Thursday night I had a pint of ale with a friend in the Eagle and Child, the pub where C.S. Lewis, Tolkien, and the Inklings used to set up shop a few decades ago. I brought C.S. Lewis’s “The Weight of Glory and Other Essays” with me, and finally ordered Christopher Hitchen’s “God is Not Great on my (I’m mean, Sharon’s) Kindle last night. It doesn’t seem at all surprising that Lewis, Hitchens and Richard Dawkins all have deep Oxford connections.
More on Hitchens soon. I’ve read the first chapter and so far still find Hitchens more morally serious than his fellow atheists, though locked in a worldview that I find hard to fully understand. One line in the first chapter that struck me: “I have probably sat up later, and longer, with religious friends than any other kind.” I believe him, and can easily imagine one or more of those conversations taking place at the Eagle and Child—a long narrow pub with the bar in the first section, then several more sections with tables and loud conversation.

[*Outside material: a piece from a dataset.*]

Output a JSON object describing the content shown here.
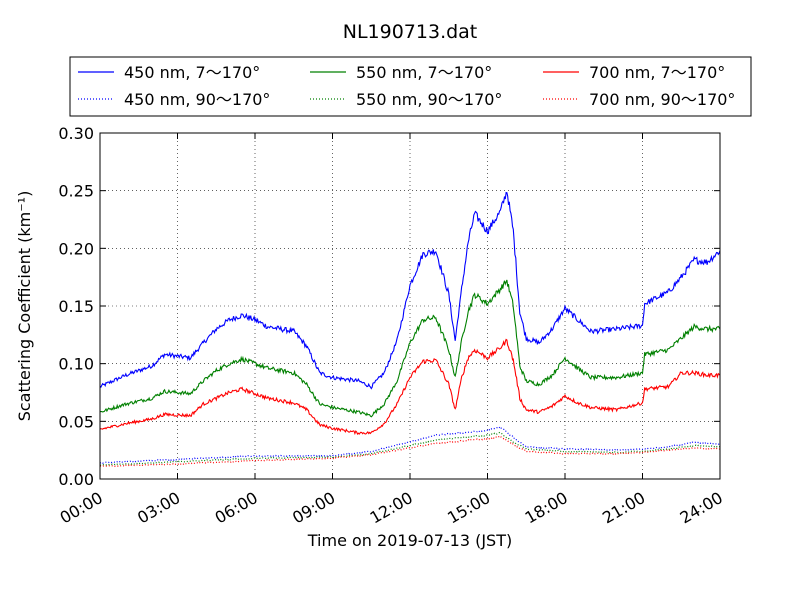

I mentioned to Bill that I was re-reading “The Weight of Glory,” and he emailed back that it’s his favorite Lewis essay. This didn’t surprise me, as I remember Bill quoting in one of his essays a famous Lewis passage about our preoccupation with drink and sex and ambition, and neglect of the awesome promises of the Gospels, being like “an ignorant child who wants to go on making mud pies in a slum because he cannot imagine what is meant by the offer of a holiday at the sea.”
It’s my very favorite Lewis writing too. I first heard about the essay in a sermon by James Montgomery Boice, a former pastor of our church. The first time I read it, it didn’t make a great impression. The second time I read it, I was absolutely bowled over.
I had long wondered what Paul meant by the “weight of glory.” It seemed counterintuitive that glory would have weight. But of course it does, as Lewis’s essay brilliantly brings out. I think of it as a little like first learning to ride a bike. At the lower gears, it’s easy to pedal but you don’t go fast. The high gears are impossible at first. But if you work up to them (the theologians would call this sanctification) you gradually can use higher or higher gears, which propel you faster and more powerfully than you ever imagined.